The lab is developing a decision model system called the Northwestern Cyber Early Warning System (NCEWS) to manage two types of cyber-attacks — known vulnerabilities, which are typically assigned a common vulnerability and exposure (CVE) number, and zero-day vulnerabilities, which are flaws in a system or device discovered by hackers and not yet known to the vendor. Approximately 20,000 CVEs are disclosed annually.
“What we want to be able to do is to look at a CVE and ask ‘Is this ever going to be used in an attack?’” Subrahmanian said. “If not, you probably don’t need to worry about it as much. We want to be able to take information about a new CVE and predict if this vulnerability is going to be used in an attack and, if so, is it going to be used in an attack tomorrow or a month from tomorrow. That impacts the decision you make about what you do with that vulnerability. And, of course, you want to be able to predict how severe the attack will be.”
The sooner NCEWS can make these predictions, the more lead time an organization has to take appropriate action.
Subrahmanian found, on average, it takes approximately 133 days between when a vulnerability first becomes known to when National Institute of Standards and Technology (NIST) distributes information about its risks. Further, he found that 49 percent of vulnerabilities are used in attacks before NIST updates the national vulnerability database.
“If I’m a bad guy, I just watch what’s happening. I don’t have to discover my own vulnerabilities,” Subrahmanian said. “I wait for someone else to discover it, and then I can build an exploit.”
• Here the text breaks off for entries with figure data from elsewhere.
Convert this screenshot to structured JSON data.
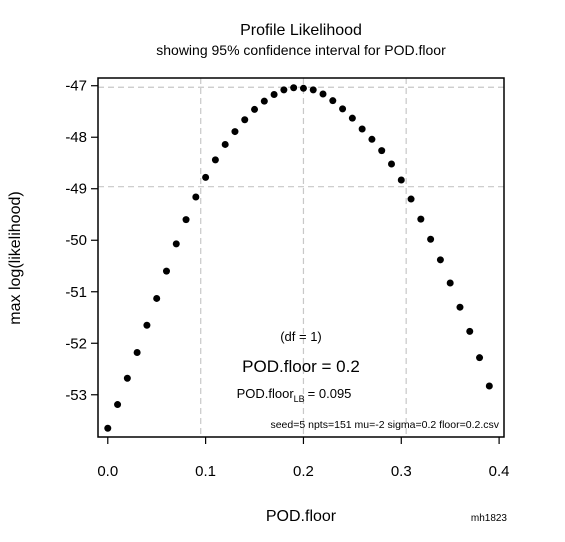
{
  "chart_data": {
    "type": "scatter",
    "title": "Profile Likelihood",
    "subtitle": "showing 95% confidence interval for POD.floor",
    "xlabel": "POD.floor",
    "ylabel": "max log(likelihood)",
    "xlim": [
      -0.01,
      0.405
    ],
    "ylim": [
      -53.82,
      -46.85
    ],
    "xticks": [
      0.0,
      0.1,
      0.2,
      0.3,
      0.4
    ],
    "xtick_labels": [
      "0.0",
      "0.1",
      "0.2",
      "0.3",
      "0.4"
    ],
    "yticks": [
      -47,
      -48,
      -49,
      -50,
      -51,
      -52,
      -53
    ],
    "ytick_labels": [
      "-47",
      "-48",
      "-49",
      "-50",
      "-51",
      "-52",
      "-53"
    ],
    "grid": false,
    "reference_lines": {
      "horizontal": [
        -47.03,
        -48.96
      ],
      "vertical": [
        0.095,
        0.2,
        0.305
      ]
    },
    "points": {
      "x": [
        0.0,
        0.01,
        0.02,
        0.03,
        0.04,
        0.05,
        0.06,
        0.07,
        0.08,
        0.09,
        0.1,
        0.11,
        0.12,
        0.13,
        0.14,
        0.15,
        0.16,
        0.17,
        0.18,
        0.19,
        0.2,
        0.21,
        0.22,
        0.23,
        0.24,
        0.25,
        0.26,
        0.27,
        0.28,
        0.29,
        0.3,
        0.31,
        0.32,
        0.33,
        0.34,
        0.35,
        0.36,
        0.37,
        0.38,
        0.39
      ],
      "y": [
        -53.65,
        -53.19,
        -52.68,
        -52.18,
        -51.65,
        -51.13,
        -50.6,
        -50.07,
        -49.6,
        -49.16,
        -48.78,
        -48.44,
        -48.14,
        -47.89,
        -47.66,
        -47.46,
        -47.3,
        -47.17,
        -47.08,
        -47.04,
        -47.05,
        -47.08,
        -47.16,
        -47.29,
        -47.45,
        -47.63,
        -47.84,
        -48.04,
        -48.26,
        -48.52,
        -48.83,
        -49.2,
        -49.59,
        -49.98,
        -50.38,
        -50.83,
        -51.3,
        -51.77,
        -52.28,
        -52.83
      ]
    },
    "annotations": {
      "df": "(df = 1)",
      "estimate": "POD.floor = 0.2",
      "lower_bound_prefix": "POD.floor",
      "lower_bound_subscript": "LB",
      "lower_bound_value": "= 0.095",
      "settings": "seed=5 npts=151 mu=-2 sigma=0.2 floor=0.2.csv"
    },
    "footer_tag": "mh1823"
  }
}
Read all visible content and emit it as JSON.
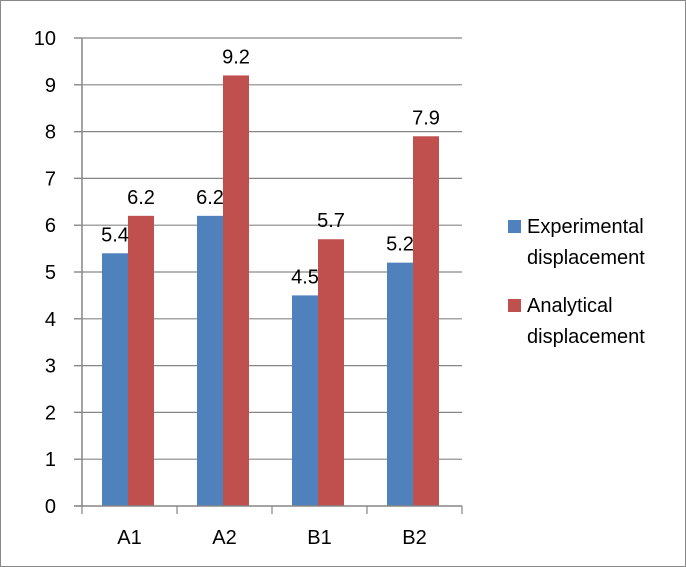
{
  "chart_data": {
    "type": "bar",
    "categories": [
      "A1",
      "A2",
      "B1",
      "B2"
    ],
    "series": [
      {
        "name": "Experimental displacement",
        "name_lines": [
          "Experimental",
          "displacement"
        ],
        "values": [
          5.4,
          6.2,
          4.5,
          5.2
        ],
        "labels": [
          "5.4",
          "6.2",
          "4.5",
          "5.2"
        ],
        "color": "#4F81BD"
      },
      {
        "name": "Analytical displacement",
        "name_lines": [
          "Analytical",
          "displacement"
        ],
        "values": [
          6.2,
          9.2,
          5.7,
          7.9
        ],
        "labels": [
          "6.2",
          "9.2",
          "5.7",
          "7.9"
        ],
        "color": "#C0504D"
      }
    ],
    "ylim": [
      0,
      10
    ],
    "yticks": [
      "0",
      "1",
      "2",
      "3",
      "4",
      "5",
      "6",
      "7",
      "8",
      "9",
      "10"
    ],
    "title": "",
    "xlabel": "",
    "ylabel": "",
    "grid": true,
    "legend_position": "right",
    "gridline_color": "#868686"
  }
}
Building and improving on a previous system Subramanian developed, NCEWS uses an ensemble of predictors and a combination of natural language methods and social network analysis to mine ongoing discussions about a given vulnerability.
“We’re able to generate very high F1 scores for whether a vulnerability will be exploited or not and reasonably well in terms of when and how severe,” Subrahmanian said.
By adapting a human health model for cybersecurity, NSAIL also developed a model called DIPS — detected, infected, susceptible, and patched — to predict how badly a network is likely to be affected by a new piece of malware. The team examined false alarm rates to determine what percentage of alarms raised by security products are of real concern, whether the lab can predict which alerts are true, and what percentage of true alarms will be missed.
FORGE: Imposing costs on intellectual property thieves
To address the growing challenge of intellectual property theft, NSAIL is developing projects such as the Fake Online Repository Generation Engine (FORGE) and WE-FORGE to generate fake versions of sensitive documents with the aim of imposing costs on an attacker.
“We want to buy time for the defender and frustrate and delay the adversary,” Subrahmanian said. “If an adversary does not know that the network has fakes, then he’s going to spend a lot of time stealing documents and executing his design on the wrong one. If the adversary does know that the organization uses fakes, then he has to spend a lot more time in the system, which would hopefully raise a red flag.”